All financial transactions would soon be electronic, she believed, and she might have a point. I have used £50 notes to pay for my share of various restaurant bills of late, and have found them picked up and passed around in wonderment by my companions, who had never seen the like before. And that was in London. Try to spend a £50 note in a legitimate retail or catering establishment in Northumberland, and I believe that they are more than likely to barricade themselves into a back room and call the police.

I am currently trying to run down my cache of £50 notes, which I have been carrying round ever since someone tipped me off years ago that I should always keep £1,000 in my wallet against the day that I felt the urge to make an impulse purchase of a top class whore. Being unbelievably suggestible, I immediately went to the bank and got the cash, telling them that I needed it for a drugs deal. Even though I haven never felt the urge to pay for a prostitute, and I think I can safely predict that I never will. Added to which, those who are better versed in these things than I am now laugh at the notion of £1,000 buying you anything top class. That doesn’t get you anything from the Harvey Nichols end of the market these days, old boy, they chuckle. Why we’re not even talking about the Marks & Spencer level. Maybe the equivalent of the Sainsbury’s “Be Bad To Yourself” range, if you’re lucky. And didn’t I know that all high class escorts took credit cards these days? Where have I been?

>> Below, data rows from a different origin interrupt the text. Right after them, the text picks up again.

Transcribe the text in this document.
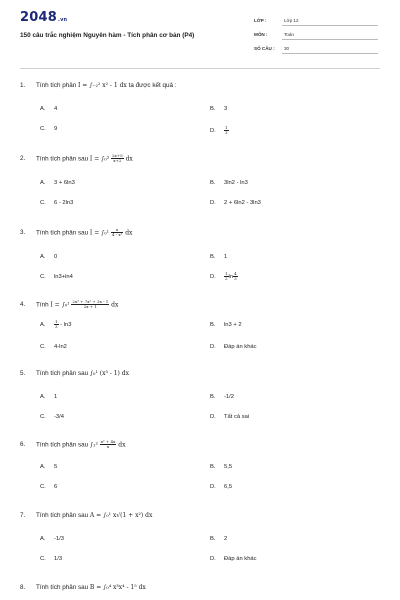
2048.vn
150 câu trắc nghiệm Nguyên hàm - Tích phân cơ bản (P4)
LỚP :	Lớp 12
MÔN :	Toán
SỐ CÂU : 30
1. Tính tích phân I = ∫₋₂² x² - 1 dx ta được kết quả :
A. 4	B. 3
C. 9	D. $\frac{1}{3}$
2. Tính tích phân sau $I = \int_0^3 \frac{2x+5}{x+2}$ dx
A. 3 + 6ln3	B. 3ln2 - ln3
C. 6 - 2ln3	D. 2 + 6ln2 - 3ln3
3. Tính tích phân sau $I = \int_0^1 \frac{x}{\text{4 - x²}}$ dx
A. 0	B. 1
C. ln3+ln4	D. $\frac{1}{2}$ $\ln \frac{4}{3}$
4. Tính $I = \int_0^1 \frac{\text{2x³ + 7x² + 3x - 1}}{2x + 1}$ dx
A. $\frac{1}{3} - \ln 3$	B. ln3 + 2
C. 4-ln2	D. Đáp án khác
5. Tính tích phân sau ∫₀¹ (x³ - 1) dx
A. 1	B. -1/2
C. -3/4	D. Tất cả sai
6. Tính tích phân sau $\int_1^2 \frac{\text{x² + 4x}}{x}$ dx
A. 5	B. 5,5
C. 6	D. 6,5
7. Tính tích phân sau A = ∫₀¹ x√(1 + x²) dx
A. -1/3	B. 2
C. 1/3	D. Đáp án khác
8. Tính tích phân sau B = ∫₀⁴ x³x⁴ - 1⁵ dx
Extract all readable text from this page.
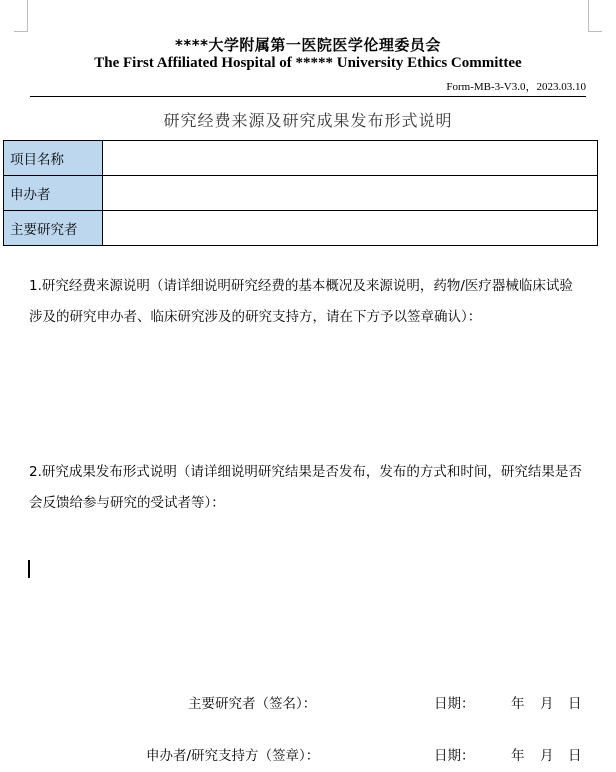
****大学附属第一医院医学伦理委员会
The First Affiliated Hospital of ***** University Ethics Committee
Form-MB-3-V3.0，2023.03.10
研究经费来源及研究成果发布形式说明
项目名称	
申办者	
主要研究者	
1.研究经费来源说明（请详细说明研究经费的基本概况及来源说明，药物/医疗器械临床试验涉及的研究申办者、临床研究涉及的研究支持方，请在下方予以签章确认）：
2.研究成果发布形式说明（请详细说明研究结果是否发布，发布的方式和时间，研究结果是否会反馈给参与研究的受试者等）：
主要研究者（签名）：	日期：	年 月 日
申办者/研究支持方（签章）：	日期：	年 月 日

Well, stuck on a hilltop in Northumberland, mainly. Writing crap.

So the fifties can all be restored to the nation’s pool of circulating currency. Though I’m hanging onto my other stash of Royal Bank of Scotland oncers, planning to eke them out over many years as an apparently generous tip for taxi drivers and others who have earned my disfavour. When they finally run out, I may have to resort to the old Tommy Cooper trick of saying “Have a drink on me” as I slip something into their top pockets, which subsequently turns out to be a tea bag. My, how they will laugh.

These thoughts completed I ate too much, for a change, then cut the grass and watered the house plants in a sort of parody of domesticity.